Author: Charles W. Mills
Publisher: Cornell University Press
Published: 2022-04-15
Total Pages: 214
ISBN-13: 1501764306
DOWNLOAD EBOOKThe Racial Contract puts classic Western social contract theory, deadpan, to extraordinary radical use. With a sweeping look at the European expansionism and racism of the last five hundred years, Charles W. Mills demonstrates how this peculiar and unacknowledged "contract" has shaped a system of global European domination: how it brings into existence "whites" and "non-whites," full persons and sub-persons, how it influences white moral theory and moral psychology; and how this system is imposed on non-whites through ideological conditioning and violence.
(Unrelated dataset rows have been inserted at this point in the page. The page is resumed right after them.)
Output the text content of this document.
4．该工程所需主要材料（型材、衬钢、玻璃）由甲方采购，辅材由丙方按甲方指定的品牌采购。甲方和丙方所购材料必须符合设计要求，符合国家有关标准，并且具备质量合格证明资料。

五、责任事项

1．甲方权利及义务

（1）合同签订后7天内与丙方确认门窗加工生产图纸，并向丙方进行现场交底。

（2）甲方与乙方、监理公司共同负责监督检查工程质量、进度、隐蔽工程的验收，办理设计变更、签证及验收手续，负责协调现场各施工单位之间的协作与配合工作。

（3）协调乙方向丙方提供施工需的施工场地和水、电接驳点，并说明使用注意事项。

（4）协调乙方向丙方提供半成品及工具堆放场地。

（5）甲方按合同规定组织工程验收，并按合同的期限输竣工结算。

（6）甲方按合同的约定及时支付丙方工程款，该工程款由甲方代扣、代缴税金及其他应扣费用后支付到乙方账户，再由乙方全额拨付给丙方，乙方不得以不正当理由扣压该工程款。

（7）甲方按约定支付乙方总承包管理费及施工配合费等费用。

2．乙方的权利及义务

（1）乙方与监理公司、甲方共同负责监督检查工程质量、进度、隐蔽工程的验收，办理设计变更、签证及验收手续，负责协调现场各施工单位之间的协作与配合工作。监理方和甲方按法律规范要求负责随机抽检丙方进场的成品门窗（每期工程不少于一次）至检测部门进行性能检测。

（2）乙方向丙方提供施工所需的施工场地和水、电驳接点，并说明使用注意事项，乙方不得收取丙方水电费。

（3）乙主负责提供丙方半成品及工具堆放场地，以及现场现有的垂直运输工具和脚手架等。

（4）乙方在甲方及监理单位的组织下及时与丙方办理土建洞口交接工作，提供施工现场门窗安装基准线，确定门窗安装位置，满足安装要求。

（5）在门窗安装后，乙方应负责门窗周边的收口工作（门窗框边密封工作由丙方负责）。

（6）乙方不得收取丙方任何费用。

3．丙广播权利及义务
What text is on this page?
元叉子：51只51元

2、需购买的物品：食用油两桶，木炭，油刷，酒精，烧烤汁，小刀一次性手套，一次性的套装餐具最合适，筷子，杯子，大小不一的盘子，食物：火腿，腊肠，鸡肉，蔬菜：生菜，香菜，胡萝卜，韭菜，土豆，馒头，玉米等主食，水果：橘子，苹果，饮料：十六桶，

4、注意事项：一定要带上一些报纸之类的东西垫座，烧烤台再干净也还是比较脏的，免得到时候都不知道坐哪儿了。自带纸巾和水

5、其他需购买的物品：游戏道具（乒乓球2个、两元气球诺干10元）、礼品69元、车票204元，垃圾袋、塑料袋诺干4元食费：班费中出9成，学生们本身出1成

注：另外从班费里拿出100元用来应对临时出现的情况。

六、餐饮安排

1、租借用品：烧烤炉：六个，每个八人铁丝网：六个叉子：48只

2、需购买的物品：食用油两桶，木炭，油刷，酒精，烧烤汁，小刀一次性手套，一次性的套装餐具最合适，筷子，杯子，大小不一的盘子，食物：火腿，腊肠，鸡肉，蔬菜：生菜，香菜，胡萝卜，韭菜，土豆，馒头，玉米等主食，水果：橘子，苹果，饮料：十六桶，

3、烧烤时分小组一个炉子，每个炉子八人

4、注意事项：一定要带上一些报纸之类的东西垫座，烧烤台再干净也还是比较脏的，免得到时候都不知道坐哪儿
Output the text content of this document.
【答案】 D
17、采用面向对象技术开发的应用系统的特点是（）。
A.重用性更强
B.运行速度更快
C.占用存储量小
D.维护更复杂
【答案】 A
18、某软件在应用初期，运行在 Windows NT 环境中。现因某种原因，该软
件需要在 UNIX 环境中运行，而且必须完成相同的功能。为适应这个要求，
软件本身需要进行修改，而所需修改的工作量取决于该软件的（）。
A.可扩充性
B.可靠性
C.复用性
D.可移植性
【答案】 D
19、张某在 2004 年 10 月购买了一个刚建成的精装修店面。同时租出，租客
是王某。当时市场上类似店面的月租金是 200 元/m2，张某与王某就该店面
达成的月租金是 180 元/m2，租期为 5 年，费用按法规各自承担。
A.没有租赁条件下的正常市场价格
The Racial Contract argues that the society we live in is a continuing white supremacist state. As this 25th anniversary edition—featuring a foreword by Tommy Shelbie and a new preface by the author—makes clear, the still-urgent The Racial Contract continues to inspire, provoke, and influence thinking about the intersection of the racist underpinnings of political philosophy.
Author: John Locke
Publisher:
Published: 1695
Total Pages: 316
ISBN-13:
DOWNLOAD EBOOKAuthor: Alan Ryan
Publisher: Princeton University Press
Published: 2014-12-07
Total Pages: 680
ISBN-13: 0691163685
DOWNLOAD EBOOKOne of the world's leading political thinkers explores the history, nature, and prospects of the liberal tradition The Making of Modern Liberalism is a deep and wide-ranging exploration of the origins and nature of liberalism from the Enlightenment through its triumphs and setbacks in the twentieth century and beyond. The book is the fruit of the more than four decades during which Alan Ryan, one of the world's leading political thinkers, reflected on the past of the liberal tradition—and worried about its future. This is essential reading for anyone interested in political theory or the history of liberalism.
Author: Peter R. Anstey
Publisher:
Published: 2013-06-27
Total Pages: 666
ISBN-13: 0199549990
DOWNLOAD EBOOKTwenty-six new essays by experts on seventeenth-century thought provide a critical survey of this key period in British intellectual history. These far-reaching essays discuss not only central debates and canonical authors from Francis Bacon to Isaac Newton, but also explore less well-known figures and topics from the period.